In summary, we conclude that the limited evidence available illustrates that social support may promote self-management of type 2 diabetes. Many lacunes remain to provide clear advice on social network interventions in type 2 diabetes management.

Potential for social networks in the prevention of type 2 diabetes

As described by Christakis and Fowler [9], risk factors for the development of type 2 diabetes, such as obesity, may spread via the social network. Their study also showed that specific ties, such as mutual friendships, same-sex friends or spouses, are important with regard to the spread of obesity. Social closeness appeared to be more important than geographical distance. Further analyses on the Framingham Heart Study also showed that obesity and type 2 diabetes within a person’s social network were associated with an increased risk of developing type 2 diabetes, and that these associations were mediated by shared health behaviours, such as diet and physical activity [31]. Additional support for these observations comes from Bot et al [32], who reported that adults with larger and denser social networks have healthier lifestyles, including higher levels of vegetable consumption and physical activity and lower levels of sedentary behaviour.

A recent meta-analysis [33] summarised RCTs that assessed the effectiveness of social network interventions on HbA1c, quality of life and social support. Despite the highly heterogeneous, insufficiently detailed interventions and study designs, a small favourable effect of social support was found for HbA1c at 3 months (a mean 0.25 percentage points [1.55 mmol/mol] decrease). The authors conclude that there is a need for clear theories and hypotheses that will enable firmer assessment of the potential of social support interventions in diabetes care.

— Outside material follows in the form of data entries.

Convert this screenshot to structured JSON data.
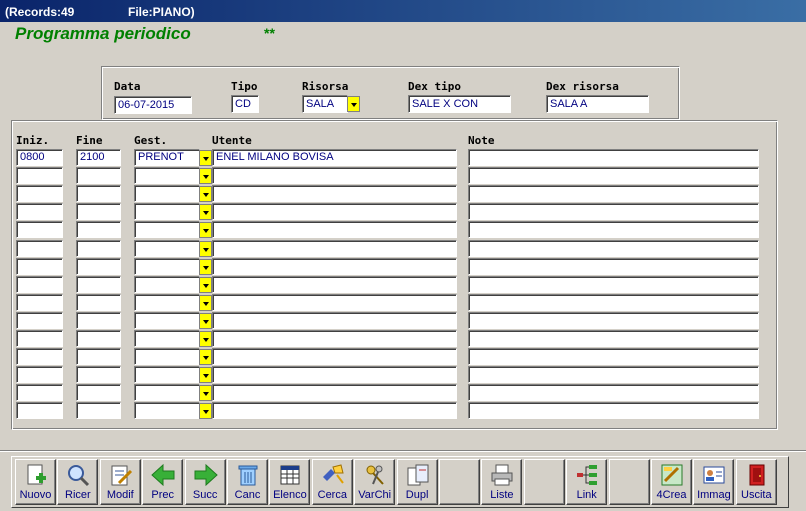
{
  "titlebar": {
    "records": "(Records:49",
    "file": "File:PIANO)"
  },
  "header": {
    "title": "Programma periodico",
    "stars": "**"
  },
  "form": {
    "data_label": "Data",
    "data_value": "06-07-2015",
    "tipo_label": "Tipo",
    "tipo_value": "CD",
    "risorsa_label": "Risorsa",
    "risorsa_value": "SALA",
    "dex_tipo_label": "Dex tipo",
    "dex_tipo_value": "SALE X CON",
    "dex_risorsa_label": "Dex risorsa",
    "dex_risorsa_value": "SALA A"
  },
  "grid": {
    "columns": [
      "Iniz.",
      "Fine",
      "Gest.",
      "Utente",
      "Note"
    ],
    "rows": [
      [
        "0800",
        "2100",
        "PRENOT",
        "ENEL MILANO BOVISA",
        ""
      ],
      [
        "",
        "",
        "",
        "",
        ""
      ],
      [
        "",
        "",
        "",
        "",
        ""
      ],
      [
        "",
        "",
        "",
        "",
        ""
      ],
      [
        "",
        "",
        "",
        "",
        ""
      ],
      [
        "",
        "",
        "",
        "",
        ""
      ],
      [
        "",
        "",
        "",
        "",
        ""
      ],
      [
        "",
        "",
        "",
        "",
        ""
      ],
      [
        "",
        "",
        "",
        "",
        ""
      ],
      [
        "",
        "",
        "",
        "",
        ""
      ],
      [
        "",
        "",
        "",
        "",
        ""
      ],
      [
        "",
        "",
        "",
        "",
        ""
      ],
      [
        "",
        "",
        "",
        "",
        ""
      ],
      [
        "",
        "",
        "",
        "",
        ""
      ],
      [
        "",
        "",
        "",
        "",
        ""
      ]
    ]
  },
  "toolbar": {
    "buttons": [
      {
        "name": "nuovo",
        "label": "Nuovo",
        "icon": "new-document-icon"
      },
      {
        "name": "ricer",
        "label": "Ricer",
        "icon": "magnifier-icon"
      },
      {
        "name": "modif",
        "label": "Modif",
        "icon": "edit-document-icon"
      },
      {
        "name": "prec",
        "label": "Prec",
        "icon": "arrow-left-icon"
      },
      {
        "name": "succ",
        "label": "Succ",
        "icon": "arrow-right-icon"
      },
      {
        "name": "canc",
        "label": "Canc",
        "icon": "trash-icon"
      },
      {
        "name": "elenco",
        "label": "Elenco",
        "icon": "table-icon"
      },
      {
        "name": "cerca",
        "label": "Cerca",
        "icon": "flashlight-icon"
      },
      {
        "name": "varchi",
        "label": "VarChi",
        "icon": "keys-icon"
      },
      {
        "name": "dupl",
        "label": "Dupl",
        "icon": "duplicate-icon"
      },
      {
        "name": "blank1",
        "label": "",
        "icon": ""
      },
      {
        "name": "liste",
        "label": "Liste",
        "icon": "printer-icon"
      },
      {
        "name": "blank2",
        "label": "",
        "icon": ""
      },
      {
        "name": "link",
        "label": "Link",
        "icon": "tree-icon"
      },
      {
        "name": "blank3",
        "label": "",
        "icon": ""
      },
      {
        "name": "4crea",
        "label": "4Crea",
        "icon": "create-icon"
      },
      {
        "name": "immag",
        "label": "Immag",
        "icon": "id-card-icon"
      },
      {
        "name": "uscita",
        "label": "Uscita",
        "icon": "exit-door-icon"
      }
    ]
  },
  "colors": {
    "title_green": "#008000",
    "field_text": "#000080",
    "dropdown_yellow": "#ffff00"
  }
}
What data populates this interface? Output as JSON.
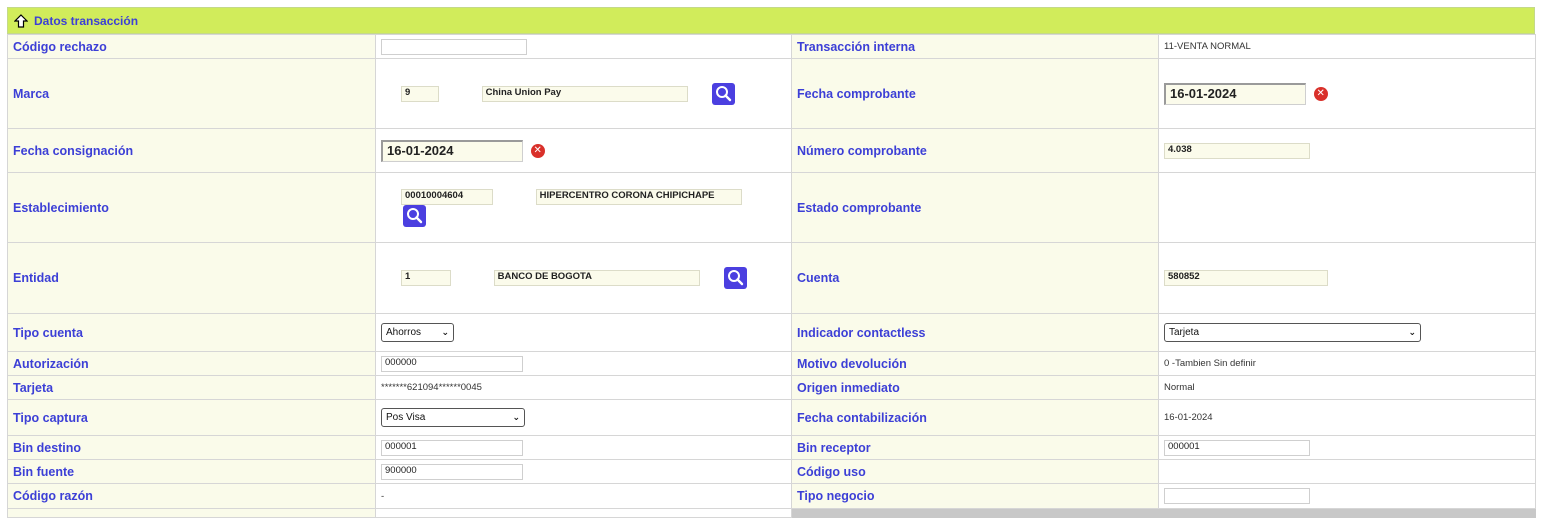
{
  "header": {
    "title": "Datos transacción"
  },
  "rows": {
    "codigo_rechazo": {
      "label": "Código rechazo",
      "value": ""
    },
    "transaccion_interna": {
      "label": "Transacción interna",
      "value": "11-VENTA NORMAL"
    },
    "marca": {
      "label": "Marca",
      "code": "9",
      "name": "China Union Pay"
    },
    "fecha_comprobante": {
      "label": "Fecha comprobante",
      "value": "16-01-2024"
    },
    "fecha_consignacion": {
      "label": "Fecha consignación",
      "value": "16-01-2024"
    },
    "numero_comprobante": {
      "label": "Número comprobante",
      "value": "4.038"
    },
    "establecimiento": {
      "label": "Establecimiento",
      "code": "00010004604",
      "name": "HIPERCENTRO CORONA CHIPICHAPE"
    },
    "estado_comprobante": {
      "label": "Estado comprobante",
      "value": ""
    },
    "entidad": {
      "label": "Entidad",
      "code": "1",
      "name": "BANCO DE BOGOTA"
    },
    "cuenta": {
      "label": "Cuenta",
      "value": "580852"
    },
    "tipo_cuenta": {
      "label": "Tipo cuenta",
      "selected": "Ahorros"
    },
    "indicador_contactless": {
      "label": "Indicador contactless",
      "selected": "Tarjeta"
    },
    "autorizacion": {
      "label": "Autorización",
      "value": "000000"
    },
    "motivo_devolucion": {
      "label": "Motivo devolución",
      "value": "0 -Tambien Sin definir"
    },
    "tarjeta": {
      "label": "Tarjeta",
      "value": "*******621094******0045"
    },
    "origen_inmediato": {
      "label": "Origen inmediato",
      "value": "Normal"
    },
    "tipo_captura": {
      "label": "Tipo captura",
      "selected": "Pos Visa"
    },
    "fecha_contabilizacion": {
      "label": "Fecha contabilización",
      "value": "16-01-2024"
    },
    "bin_destino": {
      "label": "Bin destino",
      "value": "000001"
    },
    "bin_receptor": {
      "label": "Bin receptor",
      "value": "000001"
    },
    "bin_fuente": {
      "label": "Bin fuente",
      "value": "900000"
    },
    "codigo_uso": {
      "label": "Código uso",
      "value": ""
    },
    "codigo_razon": {
      "label": "Código razón",
      "value": "-"
    },
    "tipo_negocio": {
      "label": "Tipo negocio",
      "value": ""
    }
  },
  "icons": {
    "collapse": "arrow-up-icon",
    "search": "search-icon",
    "clear": "clear-date-icon",
    "select": "chevron-down-icon"
  },
  "colors": {
    "header_bg": "#d1ec5b",
    "label_text": "#3c3fd6",
    "label_bg": "#fafbea",
    "search_button": "#4b3fe0",
    "clear_button": "#d9302a"
  }
}
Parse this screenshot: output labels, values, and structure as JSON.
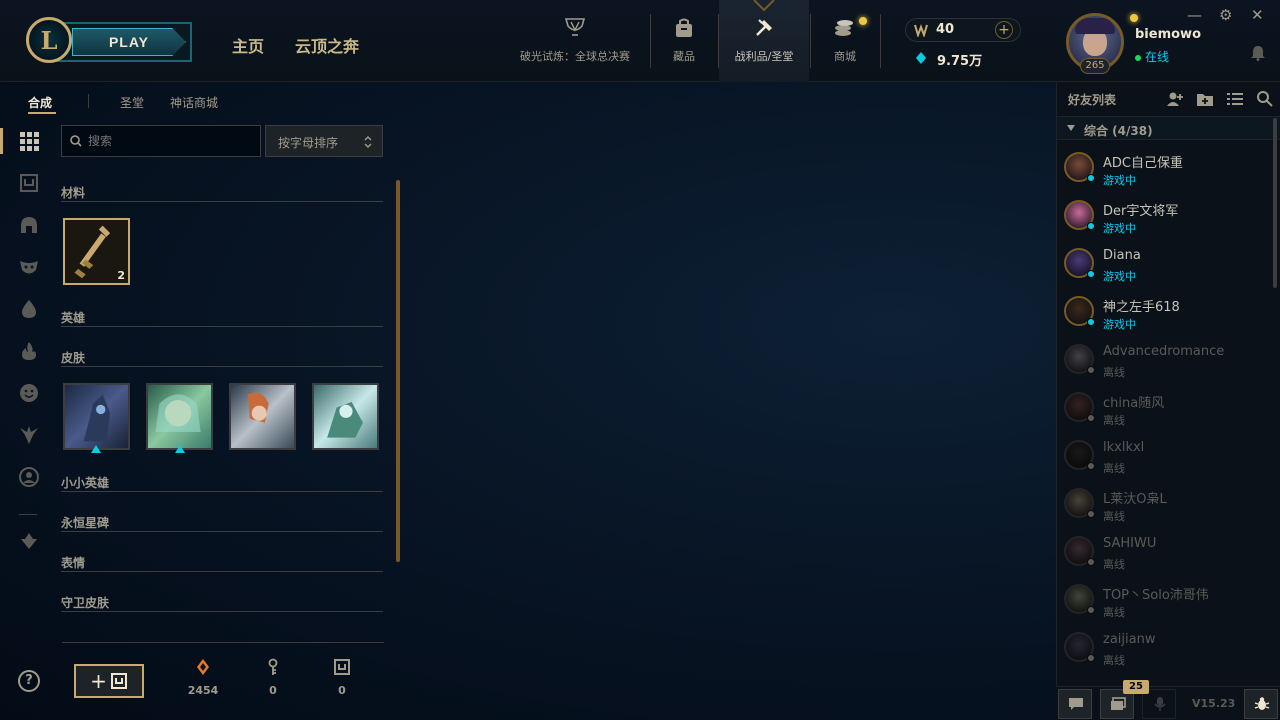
{
  "topbar": {
    "play_label": "PLAY",
    "nav_home": "主页",
    "nav_tft": "云顶之奔",
    "icons": [
      {
        "label": "破光试炼：全球总决赛",
        "icon": "worlds-trophy-icon"
      },
      {
        "label": "藏品",
        "icon": "collection-bag-icon"
      },
      {
        "label": "战利品/圣堂",
        "icon": "loot-hammer-icon"
      },
      {
        "label": "商城",
        "icon": "store-coins-icon"
      }
    ],
    "rp": "40",
    "be": "9.75万"
  },
  "user": {
    "name": "biemowo",
    "status": "在线",
    "level": "265"
  },
  "left": {
    "tabs": [
      "合成",
      "圣堂",
      "神话商城"
    ],
    "search_placeholder": "搜索",
    "sort_label": "按字母排序",
    "categories": [
      "材料",
      "英雄",
      "皮肤",
      "小小英雄",
      "永恒星碑",
      "表情",
      "守卫皮肤"
    ],
    "key_count": "2",
    "resources": [
      {
        "icon": "orange-essence-icon",
        "value": "2454"
      },
      {
        "icon": "key-fragment-icon",
        "value": "0"
      },
      {
        "icon": "chest-icon",
        "value": "0"
      }
    ]
  },
  "friends": {
    "title": "好友列表",
    "group": "综合 (4/38)",
    "list": [
      {
        "name": "ADC自己保重",
        "status": "游戏中",
        "online": true,
        "color": "#7a4a3a"
      },
      {
        "name": "Der宇文将军",
        "status": "游戏中",
        "online": true,
        "color": "#c86a9a"
      },
      {
        "name": "Diana",
        "status": "游戏中",
        "online": true,
        "color": "#4a3a7a"
      },
      {
        "name": "神之左手618",
        "status": "游戏中",
        "online": true,
        "color": "#3a2a1a"
      },
      {
        "name": "Advancedromance",
        "status": "离线",
        "online": false,
        "color": "#6a6a8a"
      },
      {
        "name": "china随风",
        "status": "离线",
        "online": false,
        "color": "#8a2a2a"
      },
      {
        "name": "lkxlkxl",
        "status": "离线",
        "online": false,
        "color": "#2a2a2a"
      },
      {
        "name": "L莱汏O枭L",
        "status": "离线",
        "online": false,
        "color": "#8a6a3a"
      },
      {
        "name": "SAHIWU",
        "status": "离线",
        "online": false,
        "color": "#7a3a5a"
      },
      {
        "name": "TOP丶Solo沛哥伟",
        "status": "离线",
        "online": false,
        "color": "#5a7a3a"
      },
      {
        "name": "zaijianw",
        "status": "离线",
        "online": false,
        "color": "#3a3a8a"
      }
    ],
    "badge": "25",
    "version": "V15.23"
  }
}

In summary, previous research opens new doors for using social network interventions in type 2 diabetes prevention, prevention of type 2 diabetes complications and diabetes self-management. Social network ties are important in determining one’s perception, behaviour and norms regarding health behaviour. However, intervention research using the social network in the implementation of lifestyle interventions or disease management is only just starting to develop. Studies that specifically assess the additional value of involving a person’s social network in interventions are urgently needed. A recent critical synthesis on the integration of social network properties in obesity prevention may provide some first clues for designing future interventions [34].

Research into the impact of social networks on health is a relatively new field of research. This is demonstrated by the large variety of social network concepts and measurements that have been used in previous studies, which hampers the ability to draw firm conclusions and lessons for clinical practice. There is a clear need for harmonisation of social network measurements and the collection of detailed high-quality data that enable replication of findings. Obviously, we lack specific knowledge about which network aspects play a role, alone and in combination, in type 2 diabetes onset, type 2 diabetes management and care, and in which contexts they apply. More explicit knowledge is needed to enable development of specific interventions.

However, despite these methodological difficulties, there are lessons learned. First, there is convincing longitudinal evidence that living alone, particularly in men, and lack of social support for both men and women are associated with an increased type 2 diabetes risk. In scientific studies these social characteristics clearly precede the development of type 2 diabetes and may thus serve as an indicator for increased type 2 diabetes risk. Second, lack of structural or functional social support is associated with an increased risk of severe type 2 diabetes complications, such as CKD and CHD. Third, although the evidence base may be less extensive, social support may help to implement or improve diabetes self-management. Finally, these associations may, in part, be mediated by lifestyle risk behaviours, such as obesity, lack of physical activity and an unhealthy diet.